OBJECTIVE: To compare estimates of intervention effects between single centre and multicentre randomised controlled trials with continuous outcomes. DESIGN: Meta-epidemiological study. DATA SOURCES: 26 meta-analyses totalling 292 randomised controlled trials (177 single centre, 115 multicentre) with continuous outcomes published between January 2007 and January 2010 in the Cochrane database of systematic reviews. DATA EXTRACTION: Data were extracted on characteristics of trials, single or multicentre status, risk of bias using the risk of bias tool of the Cochrane Collaboration, and results. DATA SYNTHESIS: The intervention effects were estimated with standardised mean differences. For each meta-analysis, random effects meta-regression was used to estimate the difference in standardised mean differences between single centre and multicentre trials. Differences in standardised mean differences were then pooled across meta-analyses by a random-effects meta-analysis model. A combined difference in standardised mean differences of less than 0 indicated that single centre trials showed larger treatment effects, on average, than did multicentre trials. Because single centre trials may be more prone to publication bias and may have lower methodological quality than multicentre trials, sensitivity analyses were done with adjustment for sample size and domains of the risk of bias tool. RESULTS: Single centre trials showed larger intervention effects than did multicentre trials (combined difference in standardised mean differences -0.09, 95% confidence interval -0.17 to -0.01, P=0.04), with low heterogeneity across individual meta-analyses (I(2)=0%, between meta-analyses variance τ(2)=0.00).
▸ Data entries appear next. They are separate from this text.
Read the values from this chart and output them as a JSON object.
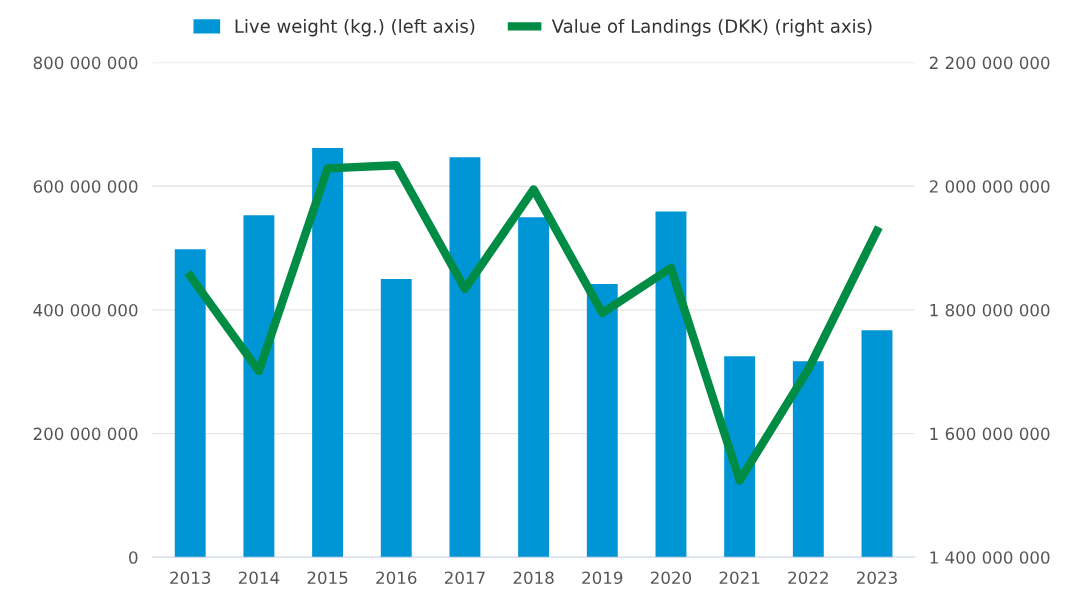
{
  "chart_data": {
    "type": "bar",
    "categories": [
      "2013",
      "2014",
      "2015",
      "2016",
      "2017",
      "2018",
      "2019",
      "2020",
      "2021",
      "2022",
      "2023"
    ],
    "series": [
      {
        "name": "Live weight (kg.) (left axis)",
        "color": "#0096d6",
        "values": [
          498000000,
          553000000,
          662000000,
          450000000,
          647000000,
          550000000,
          442000000,
          559000000,
          325000000,
          317000000,
          367000000
        ]
      },
      {
        "name": "Value of Landings (DKK) (right axis)",
        "type": "line",
        "axis": "y2",
        "color": "#008c45",
        "values": [
          1855000000,
          1701000000,
          2029000000,
          2034000000,
          1834000000,
          1995000000,
          1795000000,
          1868000000,
          1524000000,
          1704000000,
          1928000000
        ]
      }
    ],
    "ylim": [
      0,
      800000000
    ],
    "yticks": [
      0,
      {
        "value": 200000000,
        "label": "200 000 000"
      },
      {
        "value": 400000000,
        "label": "400 000 000"
      },
      {
        "value": 600000000,
        "label": "600 000 000"
      },
      {
        "value": 800000000,
        "label": "800 000 000"
      }
    ],
    "y2lim": [
      1400000000,
      2200000000
    ],
    "y2ticks": [
      {
        "value": 1400000000,
        "label": "1 400 000 000"
      },
      {
        "value": 1600000000,
        "label": "1 600 000 000"
      },
      {
        "value": 1800000000,
        "label": "1 800 000 000"
      },
      {
        "value": 2000000000,
        "label": "2 000 000 000"
      },
      {
        "value": 2200000000,
        "label": "2 200 000 000"
      }
    ],
    "grid": "y",
    "legend": "top",
    "marker": "none",
    "line_style": "solid"
  }
}
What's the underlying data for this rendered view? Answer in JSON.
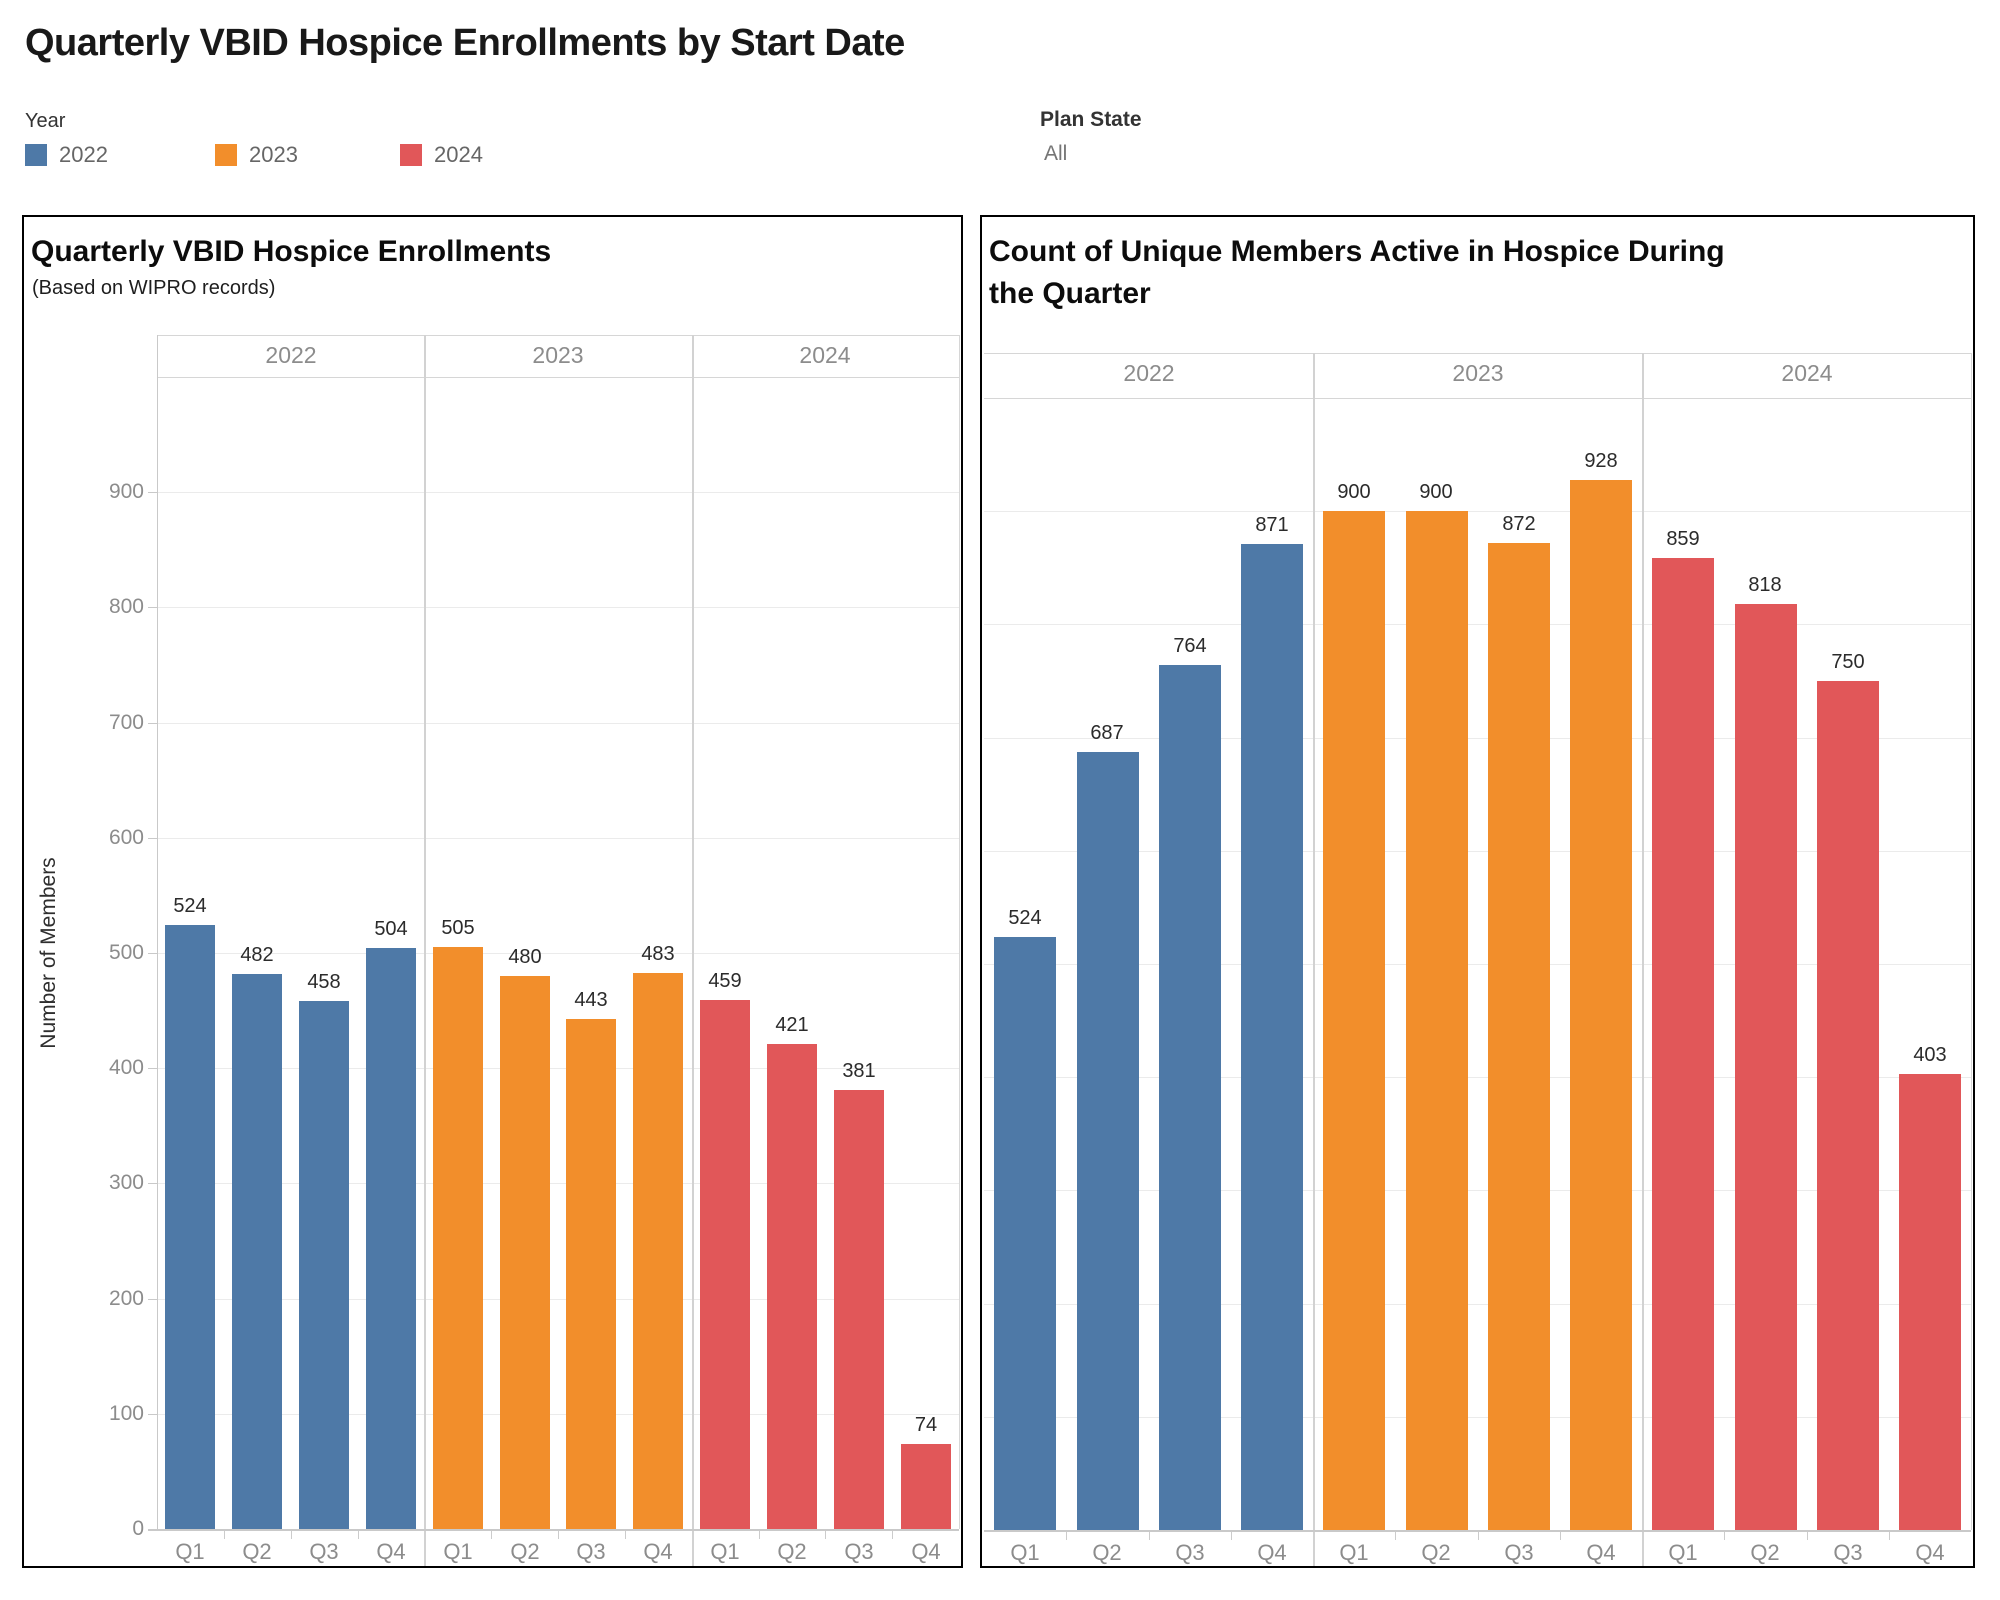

Adjustment for sample size slightly attenuated the difference (-0.08, -0.17 to 0.01). Adjustment for risk of bias yielded similar estimates with wider confidence intervals, some of them crossing 0 (-0.09, -0.17 to 0.00 for overall risk of bias). CONCLUSIONS: On average, single centre clinical trials with continuous outcomes showed slightly larger intervention effects than did multicentre trials. Further research is needed to investigate potential causes of these differences.